His readings of Sassure about structural linguistics, semiotics, and anthropology (structuralism). He was especially interested in the arbitrary relationship between signifier and signified as part of a system – structures that generate meaning rather than meaning in the thing itself in a vacuum. THOUGHTS TAKE SHAPE OUT OF THE MATERIAL BODY OF LANGUAGE.
So then what was Derrida’s argument in Of Grammatology with Sassure?
Sassure saw writing (phonetic and ideographic) as corrupted speech.
Derrida pointed out the speech/language was a representation itself and showed that there were signifiers in writing that were neither phonetic nor ideographic like punctuation, roman/italic, upper/lower case and spacing.
THERE IS NO OUTSIDE to speech. Everything is part of the system of signifiers and signifieds.
So what does typography and graphic design have to do with this?

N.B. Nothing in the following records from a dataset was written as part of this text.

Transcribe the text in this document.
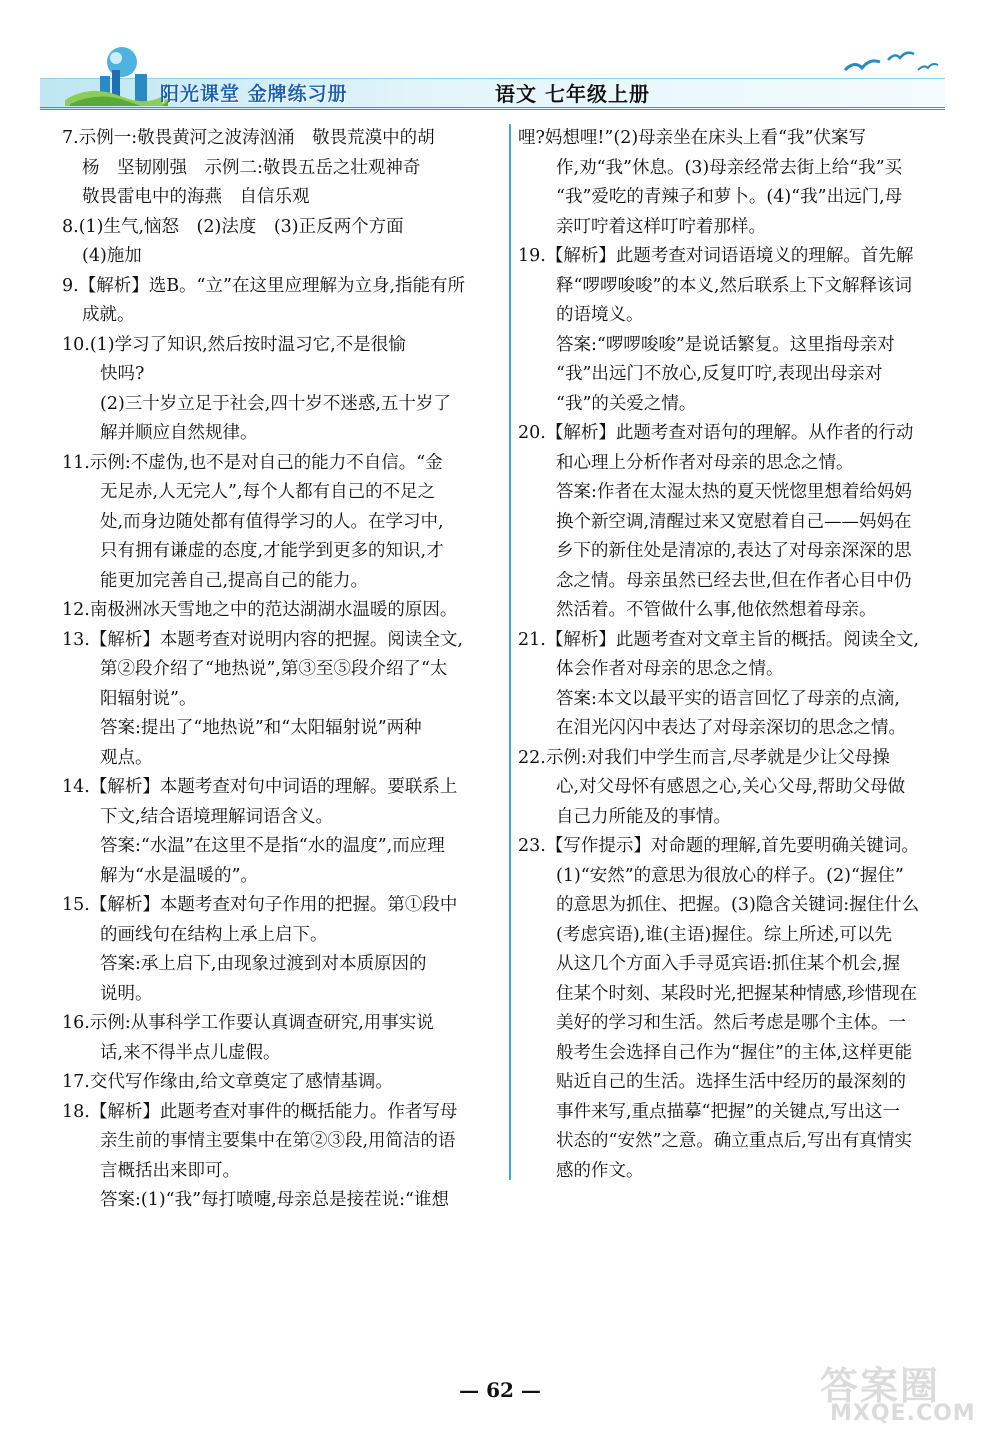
阳光课堂 金牌练习册	语文 七年级上册
7.示例一:敬畏黄河之波涛汹涌　敬畏荒漠中的胡
杨　坚韧刚强　示例二:敬畏五岳之壮观神奇
敬畏雷电中的海燕　自信乐观
8.(1)生气,恼怒　(2)法度　(3)正反两个方面
(4)施加
9.【解析】选B。“立”在这里应理解为立身,指能有所
成就。
10.(1)学习了知识,然后按时温习它,不是很愉
快吗?
(2)三十岁立足于社会,四十岁不迷惑,五十岁了
解并顺应自然规律。
11.示例:不虚伪,也不是对自己的能力不自信。“金
无足赤,人无完人”,每个人都有自己的不足之
处,而身边随处都有值得学习的人。在学习中,
只有拥有谦虚的态度,才能学到更多的知识,才
能更加完善自己,提高自己的能力。
12.南极洲冰天雪地之中的范达湖湖水温暖的原因。
13.【解析】本题考查对说明内容的把握。阅读全文,
第②段介绍了“地热说”,第③至⑤段介绍了“太
阳辐射说”。
答案:提出了“地热说”和“太阳辐射说”两种
观点。
14.【解析】本题考查对句中词语的理解。要联系上
下文,结合语境理解词语含义。
答案:“水温”在这里不是指“水的温度”,而应理
解为“水是温暖的”。
15.【解析】本题考查对句子作用的把握。第①段中
的画线句在结构上承上启下。
答案:承上启下,由现象过渡到对本质原因的
说明。
16.示例:从事科学工作要认真调查研究,用事实说
话,来不得半点儿虚假。
17.交代写作缘由,给文章奠定了感情基调。
18.【解析】此题考查对事件的概括能力。作者写母
亲生前的事情主要集中在第②③段,用简洁的语
言概括出来即可。
答案:(1)“我”每打喷嚏,母亲总是接茬说:“谁想
哩?妈想哩!”(2)母亲坐在床头上看“我”伏案写
作,劝“我”休息。(3)母亲经常去街上给“我”买
“我”爱吃的青辣子和萝卜。(4)“我”出远门,母
亲叮咛着这样叮咛着那样。
19.【解析】此题考查对词语语境义的理解。首先解
释“啰啰唆唆”的本义,然后联系上下文解释该词
的语境义。
答案:“啰啰唆唆”是说话繁复。这里指母亲对
“我”出远门不放心,反复叮咛,表现出母亲对
“我”的关爱之情。
20.【解析】此题考查对语句的理解。从作者的行动
和心理上分析作者对母亲的思念之情。
答案:作者在太湿太热的夏天恍惚里想着给妈妈
换个新空调,清醒过来又宽慰着自己——妈妈在
乡下的新住处是清凉的,表达了对母亲深深的思
念之情。母亲虽然已经去世,但在作者心目中仍
然活着。不管做什么事,他依然想着母亲。
21.【解析】此题考查对文章主旨的概括。阅读全文,
体会作者对母亲的思念之情。
答案:本文以最平实的语言回忆了母亲的点滴,
在泪光闪闪中表达了对母亲深切的思念之情。
22.示例:对我们中学生而言,尽孝就是少让父母操
心,对父母怀有感恩之心,关心父母,帮助父母做
自己力所能及的事情。
23.【写作提示】对命题的理解,首先要明确关键词。
(1)“安然”的意思为很放心的样子。(2)“握住”
的意思为抓住、把握。(3)隐含关键词:握住什么
(考虑宾语),谁(主语)握住。综上所述,可以先
从这几个方面入手寻觅宾语:抓住某个机会,握
住某个时刻、某段时光,把握某种情感,珍惜现在
美好的学习和生活。然后考虑是哪个主体。一
般考生会选择自己作为“握住”的主体,这样更能
贴近自己的生活。选择生活中经历的最深刻的
事件来写,重点描摹“把握”的关键点,写出这一
状态的“安然”之意。确立重点后,写出有真情实
感的作文。
— 62 —	答案圈
MXQE.COM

They materialize writing! All the conventions of typography are part of Derrida’s idea of grammatology (writing as form of representation). This way of seeing things allows us to look at the history of typography as the history of relationships between content and form. Grammatology would produce a catalog of forms.
DERRIDA SAW DESIGN AND TYPOGRAPHY AS DISTINCT MODES OF REPRESENTATION AND SAW THEIR FUTURE AS AN ONGOING DEVELOPMENT.
What did Richard Eckersley demonstrate about typography in Glas? (point out examples)
That was how Derrida saw Deconstruction, but what did deconstruction become in schools and other social contexts?
It became a form of criticism, but also a style.
What was Lupton and Miller’s final analysis of the significance of deconstruction for graphic design?
“Design can critically engage the mechanics of representation, exposing and revising its ideological biases; design also can remake the grammar of communication by discovering structure and patterns within the material media of visual and verbal writing.”
NOTES ON "LOW AND HIGH"
Summary: Lupton and Miller deconstruct how "low" and "high" have been co-opted by artists and designers, argues that there is not longer any distinction, and insists that designer should take critical positions from within the culture rather than above.
• 1990 show at MoMA, High and Low: Modern Art and Popular Culture showcase low/pop cultures influence/inclusion in modern art – low becomes high
• Graphic designers also interested in low into high through their inclusion of vernaculars in their work.
• In the conceptual shell of high vs. low, vernacular becomes the other, not part of design – the sophisticated designer pitted against the naïve other.
• This critical positioning began with William Morris – design as critic from above
• While Learning from Las Vegas seems to reject this sort of high-mindedness, actually treats Las Vegas ethnographically – from above
• Survey of designers who turned low into high: Milton Glaser/pushpin, Charles Anderson, M&Co, Stephen Doyle
• Cranbrook’s deconstruction of ketchup label actually an odd contradiction since this label was part of a pioneering sophisticated branding strategy from the late 19th c.
• There is no inside and outside any longer. Mass culture has infiltrated everything.
• Dividing high from low was fundamental to Modernism.
• On the other hand, there are some use of vernacular styles acknowledge the design as spectator inside their own culture. View from street exemplified by remaking national trademarks “into emblems for alternative ideas” Examples: Spy magazine and Jeff Keedy’s typeface Manuscript.
• Designer are taught Visual style over social function cause designer to overlook “relation of design to institutions of power.” Style is not free of the politics of everyday life.
• Avant guard was about design in everyday life. Modernism tried to occupy outside while transforming the inside. We must critique from within NOT above.